Sunday, June 14, 2009

Hari Pas Foto…

Bermula dari Sri Lestari 'menemukanku', yang kemudian mempertemukanku ke Winarto Widadi dan kemudian berlanjut hingga Indra Darmawan, Mangku, Muslikhin, Niluh Ratri Sonya, Ari Sukowati dan Hendardi serta Anita… yang kini menjadi sepasang suami istri. Kami saling menemukan dan bertemu di jejaring Facebook, yang bagi sebagian orang sudah menjadi teman sarapan atau ngopi karena kini telah jamak ber-FB untuk membuka pagi. Mereka teman SMA-ku dan kini usiaku sudah 32 tahun, fiuhh… 14 tahunan lewat dan tiba-tiba tubuhku melayang mengambang ke hari itu, hari pas foto!
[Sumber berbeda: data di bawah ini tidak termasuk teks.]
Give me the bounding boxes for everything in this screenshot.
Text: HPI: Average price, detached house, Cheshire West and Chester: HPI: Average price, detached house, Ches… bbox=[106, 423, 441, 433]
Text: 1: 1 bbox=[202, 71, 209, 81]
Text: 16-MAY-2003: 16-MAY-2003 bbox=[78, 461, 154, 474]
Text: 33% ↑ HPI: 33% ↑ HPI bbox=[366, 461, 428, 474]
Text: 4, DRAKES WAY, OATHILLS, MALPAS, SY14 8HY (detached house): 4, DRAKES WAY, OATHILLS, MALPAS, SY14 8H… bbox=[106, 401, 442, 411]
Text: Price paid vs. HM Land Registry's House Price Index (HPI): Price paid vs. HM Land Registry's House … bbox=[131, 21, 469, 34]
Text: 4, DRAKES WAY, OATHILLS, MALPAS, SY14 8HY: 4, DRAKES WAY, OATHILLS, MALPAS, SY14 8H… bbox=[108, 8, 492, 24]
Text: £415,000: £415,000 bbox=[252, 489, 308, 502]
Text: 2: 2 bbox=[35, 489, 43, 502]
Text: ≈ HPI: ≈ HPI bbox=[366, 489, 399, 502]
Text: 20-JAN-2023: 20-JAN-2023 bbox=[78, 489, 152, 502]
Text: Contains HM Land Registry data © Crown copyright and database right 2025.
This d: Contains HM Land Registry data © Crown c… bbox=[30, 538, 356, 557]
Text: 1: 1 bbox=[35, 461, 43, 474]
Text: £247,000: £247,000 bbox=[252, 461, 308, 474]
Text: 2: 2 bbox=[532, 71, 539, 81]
Medio 1995, jelang siang sekitar pukul 10, di dekat ruang guru. Masing-masing murid kelas 3 SMAN 7 Jogja mendapat giliran dipotret pas foto untuk keperluan akhir tahun: tanda peserta ujian akhir, ijazah dan macem-macem. Kelas kami, satu-satunya kelas IPS, dulu disebut A3 (kayak kwarto aje, emangnya mau ngeprint ^_^) juga mendapat giliran. Semua berseragam rapi atau dirapi-rapikan karena nggak semua anak bisa bertampang rapi. Sebagian merasa rapi tapi tidak bagi kamera, nggak fotogenik lah. Atau, sumpah-sumpah sudah merasa rapi tapi mungkin bawaan lahir tetap saja semrawut. Untunglah kaca besar di pintu masuk sedikit membantu untuk mematut diri, cewek maupun cowok.

Sayang sekali, lagi-lagi, bagi yang berbakat berantakan, tetap perlu bantuan teman meski sekedar menarik kerah baju ke kanan kiri atau menyembunyikan ujung-ujung rambut ke belakang kuping. Maklum, standar kerapian sebuah pas foto, kala itu: kuping harus kelihatan kecuali bagi yang memakai jilbab seperti sang ketua kelas kami, Leila atau teman perempuan lainnya seperti Niluh.

Juga aku yang mengantri bareng Winarto, Indra, Davydir Harpar dan beberapa temen lainnya. Sambil celingukan menonton teman yang sedang dipotret, aku sibuk menarik-narik kerah dan lengan baju yang lusuh dan rambut yang agak panjang nan labil. Ogah lurus dan semrawut. Lupakan saja cermin kaca karena tidak banyak membantu. Satu-satunya harapan adalah sisir rambut yang biasanya terselip di belakang cermin yang entah berapa tahun dan berapa ratus orang yang memakainya tiap hari. Aku coba juga merapikan rambut dengan sisir jorok itu, sekali dua kali gagal akupun akhirnya pasrah: ujung-ujung rambut enggan bersembunyi sejenak ke belakang kuping, kerah baju kiri melengkung ke atas sedangkan yang kanan, syukurlah, tetap pada jalurnya. Yo wis lah, performanceku kayaknya dah maksimal dengan terpenuhinya target minimal: pokoknya daun telinga kelihatan!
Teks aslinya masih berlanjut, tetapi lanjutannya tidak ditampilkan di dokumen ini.